As he lay on his back, Lillard reached for his left foot with both arms and sat on the other end of the floor as the Bucks committed a foul to get a stoppage in play. Once that stoppage occurred, Kyle Kuzma and Rivers made their way to Lillard and helped him to his feet. Lillard refused to put any weight on his left foot and hopped off the floor on his right foot as he went directly to the locker room.

“I knew it right away,” Rivers said. “I felt bad for him, you know, the guy tried to come back for his team and, you know, I just felt bad for him.”

Bucks star Giannis Antetokounmpo said it took him a bit to realize how serious the injury was, but that he knew once he saw that Lillard could not walk off on his own.

“Especially for a guy like Dame, that is a competitor,” Antetokounmpo said. “He wants to play in big games. He wants to help the team win. When you see a guy like that not able to walk on his own, you know this might be serious and then you kind of hope that it’s the best-case scenario. And for now, we just hope it’s the best-case scenario for him, for his health. That’s pretty much it. It’s tough.”

Lillard, 34, missed significant time late in the season with a deep-vein thrombosis in his right calf, which was supposed to knock him out for the rest of the season. He returned to action in Game 2, and in two full games played in the playoffs, he’s averaging 10.5 points, 6.0 assists and 3.0 rebounds per game on .240/.188/.857 shooting splits.

“This is a tough one, honestly,” Rivers said. “Blood clot, followed by this, it’s just tough … He’s just such a great freaking dude — on the basketball level, more importantly as a teammate and a father and all that stuff.

“No one deserves it, but golly, you just look at him, so that’s why I feel bad. It’s just tough. I’ve seen injuries deflate teams, but tonight, that one hurt. I thought our guys tried, but it was tough.”

Rivers told reporters that it was difficult for the team at halftime as the players all went to the trainers room to see Lillard for the first time after he went off the floor initially and wish him well, while also trying to hear about the adjustments they needed to make in the second half.

Backup point guard Kevin Porter Jr. played a larger role for the Bucks without Lillard and put together his best game of the series with 23 points, four rebounds and five assists, but admitted just how difficult it was to see Lillard, a player that he idolized as a teenager, go down with what looked to be a serious injury on Sunday night.

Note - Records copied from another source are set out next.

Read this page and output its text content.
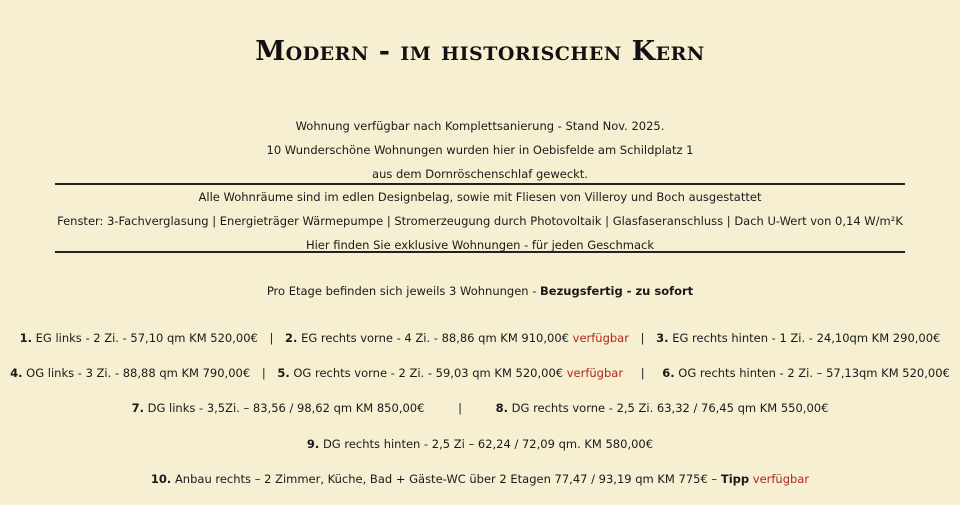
Modern - im historischen Kern
Wohnung verfügbar nach Komplettsanierung - Stand Nov. 2025.
10 Wunderschöne Wohnungen wurden hier in Oebisfelde am Schildplatz 1
aus dem Dornröschenschlaf geweckt.
Alle Wohnräume sind im edlen Designbelag, sowie mit Fliesen von Villeroy und Boch ausgestattet
Fenster: 3-Fachverglasung | Energieträger Wärmepumpe | Stromerzeugung durch Photovoltaik | Glasfaseranschluss | Dach U-Wert von 0,14 W/m²K
Hier finden Sie exklusive Wohnungen - für jeden Geschmack
Pro Etage befinden sich jeweils 3 Wohnungen - Bezugsfertig - zu sofort
1. EG links - 2 Zi. - 57,10 qm KM 520,00€ | 2. EG rechts vorne - 4 Zi. - 88,86 qm KM 910,00€ verfügbar | 3. EG rechts hinten - 1 Zi. - 24,10qm KM 290,00€
4. OG links - 3 Zi. - 88,88 qm KM 790,00€ | 5. OG rechts vorne - 2 Zi. - 59,03 qm KM 520,00€ verfügbar | 6. OG rechts hinten - 2 Zi. – 57,13qm KM 520,00€
7. DG links - 3,5Zi. – 83,56 / 98,62 qm KM 850,00€	|	8. DG rechts vorne - 2,5 Zi. 63,32 / 76,45 qm KM 550,00€
9. DG rechts hinten - 2,5 Zi – 62,24 / 72,09 qm. KM 580,00€
10. Anbau rechts – 2 Zimmer, Küche, Bad + Gäste-WC über 2 Etagen 77,47 / 93,19 qm KM 775€ – Tipp verfügbar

“Dame is one of those special ones,” Porter said. “He’s very much needed, very much impactful in every way. Seeing him go down and not be able to return is definitely defeating as a brother. Seeing his work, getting back from his first injury that he just came back from and then the game gods told him that he has another journey, but he’s a warrior.”

Antetokounmpo echoed that sentiment, adding that the Bucks would help Lillard any way they could.

“A lot of people don’t see what Dame had to deal with, but I’ve been around him every single day and it’s hard,” said Antetokounmpo, who had 28 points in the loss. “It’s hard being in his position, but he’s one of the toughest, mentally toughest guys I’ve ever been around and that’s why he is who he is, and I think he’s going to overcome every obstacle that’s going to be in front of him. Everybody’s going to be there for him. No matter what the obstacle is for him, he’s going to overcome and we’re going to help him overcome.”